Petronas Chemicals Remains Profitable And Projects On Track

Pocket News
May 28, 2016
35 Views

KUALA LUMPUR, May 27 – Petronas Chemicals Group Bhd (PCG) remains profitable despite the challenging environment while its projects are all progressing as planned, says Managing Director and Chief Executive Officer Datuk Sazali Hamzah. He said plummeting crude oil price has had an impact on the group’s bottom line but business remained profitable as the company optimised and reprioritised its expenditure.

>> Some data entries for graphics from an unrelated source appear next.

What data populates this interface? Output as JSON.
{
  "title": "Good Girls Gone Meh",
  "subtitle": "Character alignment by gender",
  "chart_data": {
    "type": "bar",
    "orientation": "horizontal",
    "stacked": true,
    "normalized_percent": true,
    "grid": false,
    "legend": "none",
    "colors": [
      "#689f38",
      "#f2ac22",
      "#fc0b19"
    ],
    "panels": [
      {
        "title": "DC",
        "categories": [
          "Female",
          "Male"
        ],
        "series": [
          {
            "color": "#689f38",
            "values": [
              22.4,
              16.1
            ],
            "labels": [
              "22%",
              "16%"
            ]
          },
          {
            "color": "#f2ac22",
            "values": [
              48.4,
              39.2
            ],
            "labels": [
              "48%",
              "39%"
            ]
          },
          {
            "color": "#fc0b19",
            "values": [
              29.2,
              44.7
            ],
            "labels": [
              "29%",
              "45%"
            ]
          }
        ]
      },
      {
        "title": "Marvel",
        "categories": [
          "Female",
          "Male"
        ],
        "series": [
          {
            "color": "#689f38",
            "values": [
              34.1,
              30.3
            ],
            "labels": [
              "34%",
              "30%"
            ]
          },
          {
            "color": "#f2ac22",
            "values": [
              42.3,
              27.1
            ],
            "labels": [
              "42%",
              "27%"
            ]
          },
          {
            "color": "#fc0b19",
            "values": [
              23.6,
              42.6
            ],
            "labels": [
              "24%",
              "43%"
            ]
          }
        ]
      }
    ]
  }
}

He said they have intensified their focus on operational expenditure optimisation and reprioritised their capital expenditure spending in navigating through this tough time. He said this at the PCG-Media Meet & Greet 2016 Thursday night. His speech was read, on his behalf, by the Chief Executive Office of Petronas Chemicals Marketing Labuan Sdn Bhd Akbar Md Thayoob, who is also PCG Head of Commercial.

Based on major project portfolio rationalisation and cost optimisation initiatives, he said its Sabah Ammonia Urea Project in Sipitang was on track for completion in the final quarter of this year which would propel PCG as the second largest granular urea producer in Southeast Asia.

Meantime, its three chemical specialty projects in Gebeng, Pahang, are also on track, namely the Integrated Aroma Ingredients complex, 2Ethyl Hexanoic Acid (2-EHA) and Highly Reactive Polyisobutene (HR-PIB) projects, undertaken by joint venture company BASF-Petronas Chemicals Sdn Bhd.

He said he is pleased to inform that all three projects are progressing as planned with the first plant under Integrated Aroma Ingredients Complex and 2-EHA to come on stream in 2016 while the HR-PIB plant is targetted to come on stream next year. Sazali said the group was also excited to continue with its major investment in the Petronas Refinery and Petrochemical Integrated Development project in Pengerang, Johor, scheduled for operations in 2019. 

He expressed PCG’s gratitude to the media for raising awareness about key issues surrounding the petrochemical industry, in particular. Meanwhile, PCG recorded a pre-tax profit of RM896 million for the first quarter ended March 31, 2016 from RM843 million recorded in the same quarter of last year.